Sì, la pochezza di certa gente mi lascia sempre esterrefatta. Sempre. E no, non sono un’arrogante, né una presuntuosa, sono soltanto nauseata dalla esasperante limitatezza di certi ragionamenti. Più sei ignorante più ti senti in diritto di dire la tua, ma la tua è una visione claustrofobica e maleodorante di tutto ciò che vedi perché non solo non hai i mezzi per raffinare il tuo pensiero ma di questo tuo imbarazzante gap ne sei persino orgoglioso.

Sì, quanto è bello poter far uscire tutta l’immondizia che hai dentro senza essere menato a sangue soltanto per il fatto che stai sporcando l’ambiente circostante con la convinzione che TU PUOI. Sputi su tutto e tutti. Tu la sai più lunga, tu vedi meglio di tutti, tu hai le risposte e le risposte portano sempre a una conclusione semplice e chiara: il mondo fa schifo, tutto fa schifo, tranne TU.

E questo ti fa stare bene, benissimo. Perché ti puoi lamentare, perché puoi guardare gli altri con superiorità, gli altri che non vedono, che non meritano, che se hanno qualcosa è giusto che la perdano – che qualcuno gliela tolga! – e che quel qualcosa vada a te. Tu meriti, tu vali, tu sei stato martoriato dalla vita e sempre ingiustamente. Tu vuoi la tua rivincita, tu vuoi che il mondo sappia chi sei, sappia che tu sei migliore di quello che loro pensano. Tu vuoi che tutti lo riconoscano così finalmente ti potranno baciare il culo.

Ecco.

Questo tipo di decerebrato quando lo incontri ti fa veramente vomitare. Ti vien voglia di dargli una testata sul naso, così senza neppure parlare. Te la do a prescindere, perché te la meriti, perché – sì – è giusto che il mondo sappia di te e sappia che tu meriti, meriti esattamente quello che dai al mondo ogni giorno. Meriti di essere ripagato per la tua immondizia e per la tua crassa boria che spargi ovunque senza ritegno. Meriti una testata in pieno viso. E se ti rialzi, ne prendi un’altra.
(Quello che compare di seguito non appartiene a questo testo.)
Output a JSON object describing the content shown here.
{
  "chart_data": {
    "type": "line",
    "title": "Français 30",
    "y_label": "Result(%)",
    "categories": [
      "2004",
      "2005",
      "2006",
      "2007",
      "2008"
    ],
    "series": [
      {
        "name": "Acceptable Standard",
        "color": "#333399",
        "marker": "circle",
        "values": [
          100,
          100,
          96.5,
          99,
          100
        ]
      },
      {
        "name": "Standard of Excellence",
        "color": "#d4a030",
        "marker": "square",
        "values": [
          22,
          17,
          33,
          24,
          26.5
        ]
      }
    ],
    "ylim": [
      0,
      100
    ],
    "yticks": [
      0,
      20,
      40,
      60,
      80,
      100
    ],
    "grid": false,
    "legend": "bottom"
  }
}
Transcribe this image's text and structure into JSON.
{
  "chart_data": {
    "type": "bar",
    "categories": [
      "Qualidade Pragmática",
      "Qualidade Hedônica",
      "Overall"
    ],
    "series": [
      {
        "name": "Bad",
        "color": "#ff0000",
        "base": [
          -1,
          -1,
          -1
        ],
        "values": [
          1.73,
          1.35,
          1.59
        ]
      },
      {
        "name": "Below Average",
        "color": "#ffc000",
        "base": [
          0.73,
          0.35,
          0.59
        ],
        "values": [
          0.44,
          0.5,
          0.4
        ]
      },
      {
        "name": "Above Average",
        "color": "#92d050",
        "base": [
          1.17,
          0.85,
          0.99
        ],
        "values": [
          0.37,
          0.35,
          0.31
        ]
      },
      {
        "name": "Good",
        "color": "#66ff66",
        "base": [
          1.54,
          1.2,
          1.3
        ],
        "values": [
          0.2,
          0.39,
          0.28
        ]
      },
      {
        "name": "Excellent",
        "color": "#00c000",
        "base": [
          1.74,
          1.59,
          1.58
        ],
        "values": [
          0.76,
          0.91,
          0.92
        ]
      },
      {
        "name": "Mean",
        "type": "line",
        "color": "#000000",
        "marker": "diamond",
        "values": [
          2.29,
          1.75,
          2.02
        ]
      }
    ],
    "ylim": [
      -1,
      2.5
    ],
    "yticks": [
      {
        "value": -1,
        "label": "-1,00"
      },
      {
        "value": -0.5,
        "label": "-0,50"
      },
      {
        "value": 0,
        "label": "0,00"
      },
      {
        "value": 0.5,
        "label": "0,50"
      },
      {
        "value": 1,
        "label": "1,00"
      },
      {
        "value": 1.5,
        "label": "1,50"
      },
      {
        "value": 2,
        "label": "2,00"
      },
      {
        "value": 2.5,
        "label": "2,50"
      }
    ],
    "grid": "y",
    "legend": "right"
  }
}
Perché? Perché qualcuno che tu hai ferito, qualcuno su cui tu hai sputato, qualcuno che hai danneggiato e che hai deriso, denigrato, umiliato, ecco proprio quel qualcuno ha diritto pure lui a una soddisfazione. Il tuo silenzio è un principio di ricompensa, secondo me.

Bé, da qualche parte si dovrà pur iniziare, no?